William Lopez, a wrongly convicted man, dies a year after his release from prison, and his family now mourns the loss of him. Lopez spent 23 years behind bars for a crime he did not commit, and he was released in January 2013. The New York Post shared this man’s story on Sept. 24.
Authorities arrested William Lopez for a 1989 murder. The man was accused of killing of a narcotics dealer. Two witnesses stated that Lopez was the man responsible for the crime at the time, and it was their testimony that prosecutors for the case relied on during the trial. One of those witnesses later recanted her testimony. No forensic evidence at the crime scene tied Lopez to the crime. Staff from the Jeffrey Deskovic Foundation fought for the man’s release, and his release came just 20 months ago.
Since his release, he tried to restore his life. He was enjoying life with his wife, and he was trying to reconnect with his daughter. She was only 14 months old when he was convicted. Lopez had big plans for his life. He wanted to go to college and then on to law school. He wanted to help others like him that were wrongly convicted of crimes they did not commit. He planned to help his wife start a new business. These things take money, and the man struggled financially following his release.
Lopez filed a lawsuit over his wrongful imprisonment, and that case was headed to court on Tuesday. The lawsuit requested $124 million for the man’s time behind bars, and it claimed malicious prosecution and violation of his constitutional rights, according to Travelers Today.
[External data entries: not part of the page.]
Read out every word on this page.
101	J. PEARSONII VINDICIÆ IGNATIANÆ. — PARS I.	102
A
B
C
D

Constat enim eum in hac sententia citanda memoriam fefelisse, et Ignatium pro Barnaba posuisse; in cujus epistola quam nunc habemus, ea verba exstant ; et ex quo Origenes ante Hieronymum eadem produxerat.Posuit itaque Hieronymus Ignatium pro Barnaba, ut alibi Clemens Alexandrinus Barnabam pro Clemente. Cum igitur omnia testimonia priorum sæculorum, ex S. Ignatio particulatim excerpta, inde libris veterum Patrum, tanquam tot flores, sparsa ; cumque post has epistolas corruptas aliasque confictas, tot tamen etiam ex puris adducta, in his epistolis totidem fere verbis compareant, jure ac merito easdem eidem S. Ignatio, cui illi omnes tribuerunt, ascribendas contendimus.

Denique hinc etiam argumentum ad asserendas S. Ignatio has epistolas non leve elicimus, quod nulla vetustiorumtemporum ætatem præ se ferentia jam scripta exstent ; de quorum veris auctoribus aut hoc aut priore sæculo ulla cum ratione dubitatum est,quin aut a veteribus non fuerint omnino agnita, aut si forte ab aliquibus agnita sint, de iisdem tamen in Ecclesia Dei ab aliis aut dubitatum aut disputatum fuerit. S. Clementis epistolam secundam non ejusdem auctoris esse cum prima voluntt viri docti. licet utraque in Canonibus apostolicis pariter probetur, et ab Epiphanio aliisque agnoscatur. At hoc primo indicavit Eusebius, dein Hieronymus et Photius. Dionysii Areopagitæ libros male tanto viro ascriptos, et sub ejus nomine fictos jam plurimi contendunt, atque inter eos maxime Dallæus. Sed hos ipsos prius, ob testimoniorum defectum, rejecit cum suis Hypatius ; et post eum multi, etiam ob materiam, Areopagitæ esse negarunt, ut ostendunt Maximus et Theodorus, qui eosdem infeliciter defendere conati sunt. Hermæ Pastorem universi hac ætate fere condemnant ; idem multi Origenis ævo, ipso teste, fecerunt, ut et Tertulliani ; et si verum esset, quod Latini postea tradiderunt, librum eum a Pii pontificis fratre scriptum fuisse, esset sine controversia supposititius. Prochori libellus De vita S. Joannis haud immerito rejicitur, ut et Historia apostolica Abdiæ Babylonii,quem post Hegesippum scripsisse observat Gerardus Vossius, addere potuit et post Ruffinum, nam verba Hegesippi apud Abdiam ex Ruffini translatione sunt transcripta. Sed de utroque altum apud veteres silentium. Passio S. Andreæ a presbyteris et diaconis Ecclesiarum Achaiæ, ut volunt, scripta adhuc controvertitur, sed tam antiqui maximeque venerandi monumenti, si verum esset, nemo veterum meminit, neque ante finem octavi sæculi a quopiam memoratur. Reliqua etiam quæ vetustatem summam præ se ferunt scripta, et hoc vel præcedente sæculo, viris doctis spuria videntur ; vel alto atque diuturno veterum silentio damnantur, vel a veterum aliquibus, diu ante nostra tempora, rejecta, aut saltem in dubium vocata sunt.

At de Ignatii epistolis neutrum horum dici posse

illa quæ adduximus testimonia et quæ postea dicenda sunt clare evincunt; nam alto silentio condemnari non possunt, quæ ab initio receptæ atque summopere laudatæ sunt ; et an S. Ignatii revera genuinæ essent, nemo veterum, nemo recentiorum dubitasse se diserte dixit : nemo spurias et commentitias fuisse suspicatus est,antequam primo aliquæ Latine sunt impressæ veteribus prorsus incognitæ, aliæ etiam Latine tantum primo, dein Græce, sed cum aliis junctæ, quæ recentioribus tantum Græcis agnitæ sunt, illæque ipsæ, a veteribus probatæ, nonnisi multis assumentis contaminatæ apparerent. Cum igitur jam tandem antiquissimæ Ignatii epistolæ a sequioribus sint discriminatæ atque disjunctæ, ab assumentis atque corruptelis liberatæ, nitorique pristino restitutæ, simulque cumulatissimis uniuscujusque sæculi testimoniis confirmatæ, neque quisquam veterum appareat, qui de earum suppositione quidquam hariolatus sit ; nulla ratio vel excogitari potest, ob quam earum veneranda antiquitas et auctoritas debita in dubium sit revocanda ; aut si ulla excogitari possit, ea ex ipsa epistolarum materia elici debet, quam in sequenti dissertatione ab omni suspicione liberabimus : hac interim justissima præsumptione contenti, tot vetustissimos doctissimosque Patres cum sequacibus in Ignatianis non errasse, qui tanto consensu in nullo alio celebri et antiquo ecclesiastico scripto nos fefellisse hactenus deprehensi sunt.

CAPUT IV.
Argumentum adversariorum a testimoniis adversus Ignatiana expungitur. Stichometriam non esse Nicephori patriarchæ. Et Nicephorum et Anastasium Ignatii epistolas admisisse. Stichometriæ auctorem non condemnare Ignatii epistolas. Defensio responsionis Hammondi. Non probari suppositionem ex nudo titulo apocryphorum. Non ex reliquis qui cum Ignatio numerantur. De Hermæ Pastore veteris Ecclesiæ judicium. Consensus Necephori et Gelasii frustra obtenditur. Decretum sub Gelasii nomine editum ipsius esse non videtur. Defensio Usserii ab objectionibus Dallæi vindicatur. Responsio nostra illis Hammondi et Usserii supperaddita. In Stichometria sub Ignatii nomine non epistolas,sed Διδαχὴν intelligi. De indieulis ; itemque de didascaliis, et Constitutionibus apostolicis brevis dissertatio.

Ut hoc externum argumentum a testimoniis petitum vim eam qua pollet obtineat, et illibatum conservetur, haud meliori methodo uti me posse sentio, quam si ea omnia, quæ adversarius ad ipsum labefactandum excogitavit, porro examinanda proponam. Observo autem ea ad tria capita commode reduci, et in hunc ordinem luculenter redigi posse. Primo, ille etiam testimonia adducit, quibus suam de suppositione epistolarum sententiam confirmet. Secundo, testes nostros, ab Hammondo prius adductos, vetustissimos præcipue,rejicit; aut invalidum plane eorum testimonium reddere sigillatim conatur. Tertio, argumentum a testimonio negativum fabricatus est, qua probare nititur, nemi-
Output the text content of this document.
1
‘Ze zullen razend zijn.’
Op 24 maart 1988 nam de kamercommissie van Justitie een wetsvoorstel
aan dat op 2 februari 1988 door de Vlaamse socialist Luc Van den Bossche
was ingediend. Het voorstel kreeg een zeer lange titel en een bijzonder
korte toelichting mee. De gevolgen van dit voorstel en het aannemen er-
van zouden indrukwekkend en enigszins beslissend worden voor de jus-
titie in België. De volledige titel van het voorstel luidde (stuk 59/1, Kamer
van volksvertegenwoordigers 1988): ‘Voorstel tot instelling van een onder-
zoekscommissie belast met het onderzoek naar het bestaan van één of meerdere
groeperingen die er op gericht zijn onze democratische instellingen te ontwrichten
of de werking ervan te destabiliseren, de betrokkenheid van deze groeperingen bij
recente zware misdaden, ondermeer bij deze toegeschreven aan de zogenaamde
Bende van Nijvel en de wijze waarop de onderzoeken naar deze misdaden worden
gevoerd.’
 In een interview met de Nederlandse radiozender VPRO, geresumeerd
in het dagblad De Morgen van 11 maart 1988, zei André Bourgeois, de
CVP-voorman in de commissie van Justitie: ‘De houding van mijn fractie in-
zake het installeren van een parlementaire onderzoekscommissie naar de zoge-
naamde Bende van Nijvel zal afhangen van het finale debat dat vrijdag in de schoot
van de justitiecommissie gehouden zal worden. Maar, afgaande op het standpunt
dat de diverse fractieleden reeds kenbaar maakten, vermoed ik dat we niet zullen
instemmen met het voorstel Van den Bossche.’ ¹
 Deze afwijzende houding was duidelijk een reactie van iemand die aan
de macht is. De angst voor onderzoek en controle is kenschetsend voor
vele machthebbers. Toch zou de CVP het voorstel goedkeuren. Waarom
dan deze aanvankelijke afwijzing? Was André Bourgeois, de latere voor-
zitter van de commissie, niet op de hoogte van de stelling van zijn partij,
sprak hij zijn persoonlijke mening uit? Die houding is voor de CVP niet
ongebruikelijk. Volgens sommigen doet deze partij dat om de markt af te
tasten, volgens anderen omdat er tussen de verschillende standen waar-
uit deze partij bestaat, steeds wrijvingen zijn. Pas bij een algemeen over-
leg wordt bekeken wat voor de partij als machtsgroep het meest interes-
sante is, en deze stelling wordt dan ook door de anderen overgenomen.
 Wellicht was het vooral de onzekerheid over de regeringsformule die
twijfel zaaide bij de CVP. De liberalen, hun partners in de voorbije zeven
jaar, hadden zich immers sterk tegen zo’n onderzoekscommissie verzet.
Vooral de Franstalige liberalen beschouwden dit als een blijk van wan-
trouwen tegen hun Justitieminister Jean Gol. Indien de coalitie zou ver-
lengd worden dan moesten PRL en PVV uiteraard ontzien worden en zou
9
The man died on Saturday after an asthma attack, and his family held services for him on Wednesday. His mother flew in for the church service from Puerto Rico, and she will take her son back to Puerto Rico for burial later today. His brother, Eugene, spoke out about the death of his brother. He said the following:
“He was trying to restore his life and give something back. To have this happen is just devastating. I’m still hurting. I’m still angry. It happened to him, and it continues to happen to a lot of people.”
His family plans to move forward with the lawsuit following Lopez’s death. He will not be around to spend any of the money that comes from the lawsuit if the case is successful, but his family still wants justice for William Lopez. He spent 23 years behind bars for a crime he did not commit. His brother told the New York Post the following about the wrongful conviction, according to the New York Post:
“My brother Bill was greatly bothered by the fact that his life was dramatically impacted by being wrongfully convicted, as well as his knowledge that many other wrongful convictions have taken place without any changes in the system.”
People wrongfully convicted of crimes they do not commit are being released due to new evidence. This comes in the form of DNA evidence. According to the Innocence Project, 318 people have exonerated after DNA evidence proved their innocence.
William Lopez’s story is a tragic one. His life would have been very different if he had not been convicted of a murder he did not commit.